Without any "defined" testing period before Vancouver begins rolling out the new warm mix asphalt on its roads -- according to Judd -- only laboratory samples are an indication of how well the new streets perform under pressure. Down the road, Wen said, that could lead to further emissions to fix any problems.
"When we use a lot of new methods and technologies, if they don't hold up well, then we end up having to do a lot of rehabilitation or maintenance," he said. "We're spending more money and using more energy, and there are more greenhouse gas emissions."
Judd said the City has been doing rigorous research, as well as testing the new mix on less-used side-streets to see how it holds up since the summer.
"We've seen enough so far, from all the testing we've done, that it works," he said, when asked how long the on-street testing would be conducted.
Asphalt 2.0
In-place road recyclers like Green Roads and the other two B.C. firms pioneering the technique hope that Vancouver will follow Kamloops' example, and use their process to cut emissions from shipping asphalt to the factory for recycling and back out onto the streets, at what they say is lower quality.
"The technology is sitting right here in the province," Stothert said. "And yet they're so busy trying to truck some other province's waste across the country so they can turn our roads into dumps -- jamming it down the taxpayers' throats."
Judd, in short, disagrees.

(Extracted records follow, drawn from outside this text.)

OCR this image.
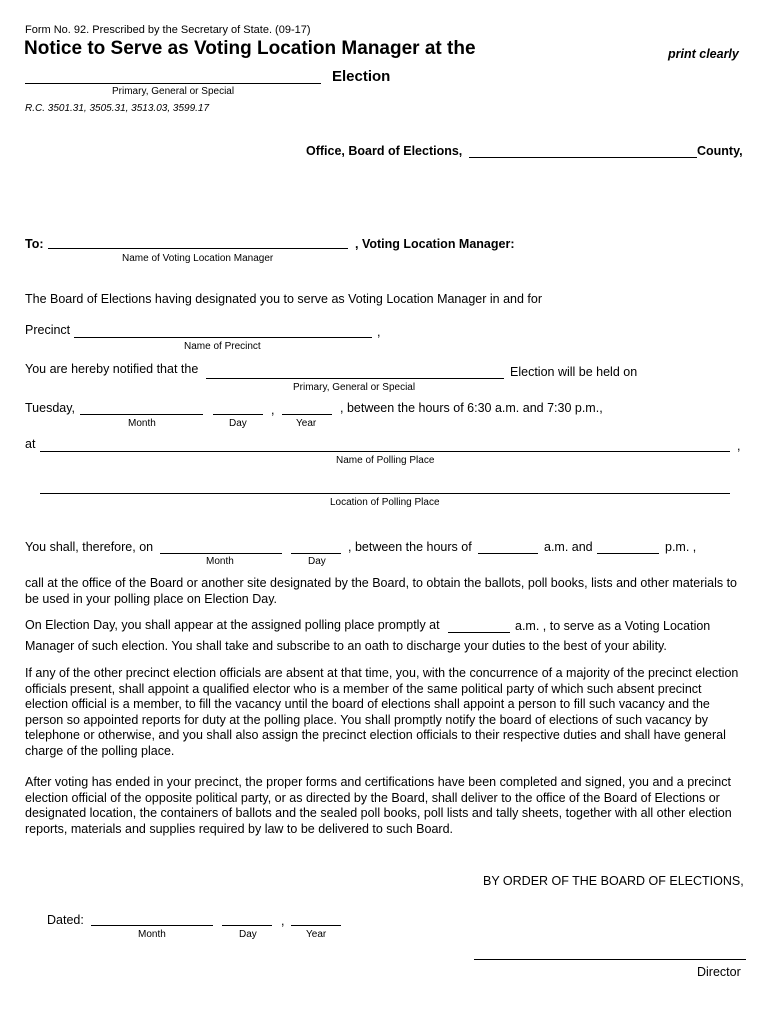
Form No. 92. Prescribed by the Secretary of State. (09-17)
Notice to Serve as Voting Location Manager at the	print clearly
Election
Primary, General or Special
R.C. 3501.31, 3505.31, 3513.03, 3599.17
Office, Board of Elections,	County,
To:	, Voting Location Manager:
Name of Voting Location Manager
The Board of Elections having designated you to serve as Voting Location Manager in and for
Precinct	,
Name of Precinct
You are hereby notified that the	Election will be held on
Primary, General or Special
Tuesday,	,	, between the hours of 6:30 a.m. and 7:30 p.m.,
Month	Day	Year
at	,
Name of Polling Place
Location of Polling Place
You shall, therefore, on	, between the hours of	a.m. and	p.m. ,
Month	Day
call at the office of the Board or another site designated by the Board, to obtain the ballots, poll books, lists and other materials to be used in your polling place on Election Day.
On Election Day, you shall appear at the assigned polling place promptly at	a.m. , to serve as a Voting Location
Manager of such election. You shall take and subscribe to an oath to discharge your duties to the best of your ability.
If any of the other precinct election officials are absent at that time, you, with the concurrence of a majority of the precinct election officials present, shall appoint a qualified elector who is a member of the same political party of which such absent precinct election official is a member, to fill the vacancy until the board of elections shall appoint a person to fill such vacancy and the person so appointed reports for duty at the polling place. You shall promptly notify the board of elections of such vacancy by telephone or otherwise, and you shall also assign the precinct election officials to their respective duties and shall have general charge of the polling place.
After voting has ended in your precinct, the proper forms and certifications have been completed and signed, you and a precinct election official of the opposite political party, or as directed by the Board, shall deliver to the office of the Board of Elections or designated location, the containers of ballots and the sealed poll books, poll lists and tally sheets, together with all other election reports, materials and supplies required by law to be delivered to such Board.
BY ORDER OF THE BOARD OF ELECTIONS,
Dated:	,
Month	Day	Year
Director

He said that the wax-based warm mix will be fully recyclable -- perhaps even more so, because of the way the wax affects the other ingredients.
"The performance is pretty well-known," he insisted. "But we want to do our due diligence and make sure it lasts over the long-term as well."
South of the border, other approaches to greening asphalt are underway -- both in Wen's lab, and in tests he's doing for government departments and industry. While wax-based warm mixes have benefits, the engineer also praised in-place recycling techniques -- but there are even more approaches to consider.
"Actually, the most promising one is [...] foaming or bubbling," he said. "You inject colder water with hot asphalt and the asphalt will bubble, and it acts like a lubricant.
"With wax, you have to buy the wax and it's expensive. Foaming uses only water and a simple device; it's inexpensive. In the States, foaming is the most promising method for warm mix asphalt technology. We also try to include a higher percentage of old asphalt -- up to 40 or 50 per cent -- combined with the warm mix technology. This is the greenest technology I can see."
Whether it's concocting new warm mixes, foaming, bubbling, throwing in roofing shingles or metal slabs, or simply re-processing the millenia-old asphalt recipe into new materials, all of these are what Wen calls "incremental research into green technology."
"You can change a little here or there," he said. "But what we're trying to do is find completely new material to replace asphalt."
Like turning discarded fast-food cooking oil into "bio-asphalt," he offers. Similar to bio-diesel derived from waste vegetable oil (WVO) for vehicles, the ex-deep fry elixir can be chemically converted into an asphalt-like substance.
Although controversy simmers around Vancouver's greener roads initiative, most would likely agree that the public tends not to pay enough attention to the roads we drive on -- that is, unless we're hitting potholes or inching through construction.
"Moses lined his basket with asphalt and floated it down the river," Stothert reflects. "[Asphalt] has been working for more than 5,000 years."
For Judd, most important is everybody doing their part to reduce waste and its footprint on the Earth: "We're all looking for ways to deconstruct and recycle so these things aren't going into landfills and waste facilities."